TICKS IN CANADA
Dr. Robbin Lindsay, a research scientist with the Public Health Agency of Canada who specializes in zoonotic diseases, says the populations of the blacklegged ticks that carry Lyme disease (sometimes called the deer tick) are growing.
[Marlene's note: Full article is HERE but the link they have to his video doesn't work any more. The link below gives the text of his video interview, though.]
HOW MANY ARE INFECTED?
Lindsay says it appears that while ticks are spreading, the prevalence of Borrelia burgdorferi is still low. In some areas of Canada between 10 and 50 percent of blacklegged ticks are now carrying Lyme bacteria. Read more
TICKS COLLECTED TODAY - pictures
Talking to Wendy from Kingston about all the exciting things happening on the Lyme front. For instance, there is a newly created National Lyme and Associated Diseases group in Canada! The domain name has been registered, but the website isn't up yet. Soon, though, soon.
However, that's not what this blog post is about. Wendy, who has been sick with Lyme disease for 17 years, has been checking outside her house for ticks. Today she dragged a white cloth outside for just ten minutes .... and this is the "harvest" she collected below!
She has the fabric inside double ziplock bags to be sure they can't escape. Within minutes the ticks started mating inside the baggies! Clearly nothing puts them off and nothing stresses them.

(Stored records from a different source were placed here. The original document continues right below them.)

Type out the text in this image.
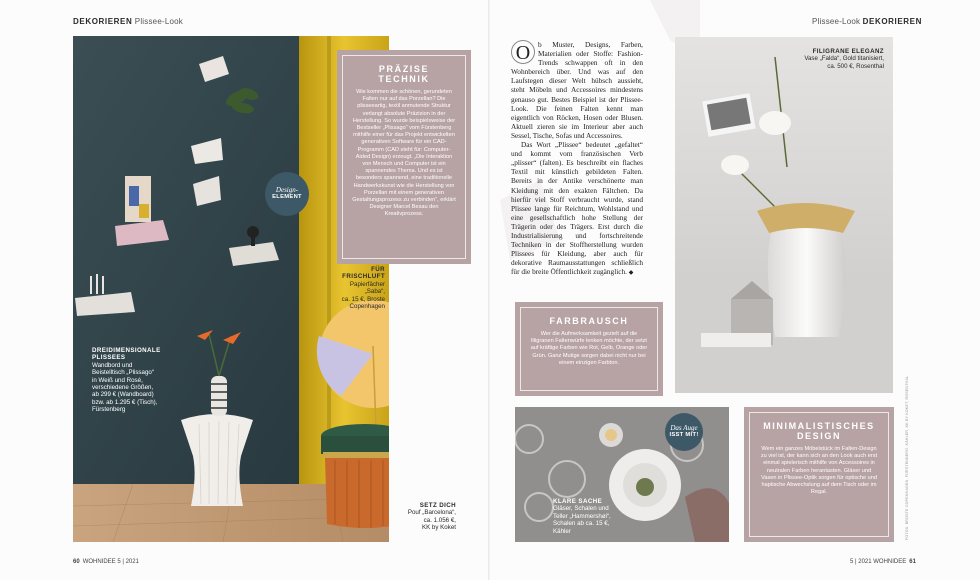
DEKORIEREN Plissee-Look
PRÄZISE TECHNIK

Wie kommen die schönen, gerundeten Falten nur auf das Porzellan? Die plisseeartig, textil anmutende Struktur verlangt absolute Präzision in der Herstellung. So wurde beispielsweise der Bestseller „Plissago“ vom Fürstenberg mithilfe einer für das Projekt entwickelten generativen Software für ein CAD-Programm (CAD steht für: Computer-Aided Design) erzeugt. „Die Interaktion von Mensch und Computer ist ein spannendes Thema. Und es ist besonders spannend, eine traditionelle Handwerkskunst wie die Herstellung von Porzellan mit einem generativen Gestaltungsprozess zu verbinden“, erklärt Designer Marcel Besau den Kreativprozess.

Design-
ELEMENT
FÜR
FRISCHLUFT
Papierfächer „Saba“,
ca. 15 €, Broste
Copenhagen
DREIDIMENSIONALE
PLISSEES
Wandbord und
Beistelltisch „Plissago“
in Weiß und Rosé,
verschiedene Größen,
ab 299 € (Wandboard)
bzw. ab 1.295 € (Tisch),
Fürstenberg
SETZ DICH
Pouf „Barcelona“,
ca. 1.056 €,
KK by Koket
60 WOHNIDEE 5 | 2021
Plissee-Look DEKORIEREN

O	b Muster, Designs, Farben, Materialien oder Stoffe: Fashion-Trends schwappen oft in den Wohnbereich über. Und was auf den Laufstegen dieser Welt hübsch aussieht, steht Möbeln und Accessoires mindestens genauso gut. Bestes Beispiel ist der Plissee-Look. Die feinen Falten kennt man eigentlich von Röcken, Hosen oder Blusen. Aktuell zieren sie im Interieur aber auch Sessel, Tische, Sofas und Accessoires.

Das Wort „Plissee“ bedeutet „gefaltet“ und kommt vom französischen Verb „plisser“ (falten). Es beschreibt ein flaches Textil mit künstlich gebildeten Falten. Bereits in der Antike verschönerte man Kleidung mit den exakten Fältchen. Da hierfür viel Stoff verbraucht wurde, stand Plissee lange für Reichtum, Wohlstand und eine gesellschaftlich hohe Stellung der Trägerin oder des Trägers. Erst durch die Industrialisierung und fortschreitende Techniken in der Stoffherstellung wurden Plissees für Kleidung, aber auch für dekorative Raumausstattungen schließlich für die breite Öffentlichkeit zugänglich. ◆

FILIGRANE ELEGANZ
Vase „Falda“, Gold titanisiert,
ca. 500 €, Rosenthal
FARBRAUSCH

Wer die Aufmerksamkeit gezielt auf die filigranen Faltenwürfe lenken möchte, der setzt auf kräftige Farben wie Rot, Gelb, Orange oder Grün. Ganz Mutige sorgen dabei nicht nur bei einem einzigen Farbton.

Das Auge
ISST MIT!
KLARE SACHE
Gläser, Schalen und
Teller „Hammershøi“,
Schalen ab ca. 15 €,
Kähler
MINIMALISTISCHES DESIGN

Wem ein ganzes Möbelstück im Falten-Design zu viel ist, der kann sich an den Look auch erst einmal spielerisch mithilfe von Accessoires in neutralen Farben herantasten. Gläser und Vasen in Plissee-Optik sorgen für optische und haptische Abwechslung auf dem Tisch oder im Regal.	FOTOS: BROSTE COPENHAGEN, FÜRSTENBERG, KÄHLER, KK BY KOKET, ROSENTHAL
5 | 2021 WOHNIDEE 61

Wendy took a picture with a Canadian coin (small 10c) to show how tiny the ticks are. And these are adults - you can at least see them where the nymphs are so tiny that they are hard to spot.
This is scary stuff. These ticks were found in a residential area, in a back yard of an ordinary house.
But, just to freak out some people --- below is a picture I took in 1996 when we were still living in South Africa. The hand belongs to my then 6 year old son, Theo. We were walking around the school area where they had some of the typical large tortoises. The ones around there were around 50 pounds in weight or so and can live for 100 years or longer. Ticks love to bite them. They hide themselves in the neck fold, where the poor tortoises can't reach to get them off. The ticks drink their fill and then drop off the host. This is what Theo picked up - a resting tick, waiting to digest his meal before finding another host.
What do you think of that size tick then?
NEWS: On Thursday, I have to delegate to the Regional Councillors about Lyme disease. Hope to update as soon as it is done.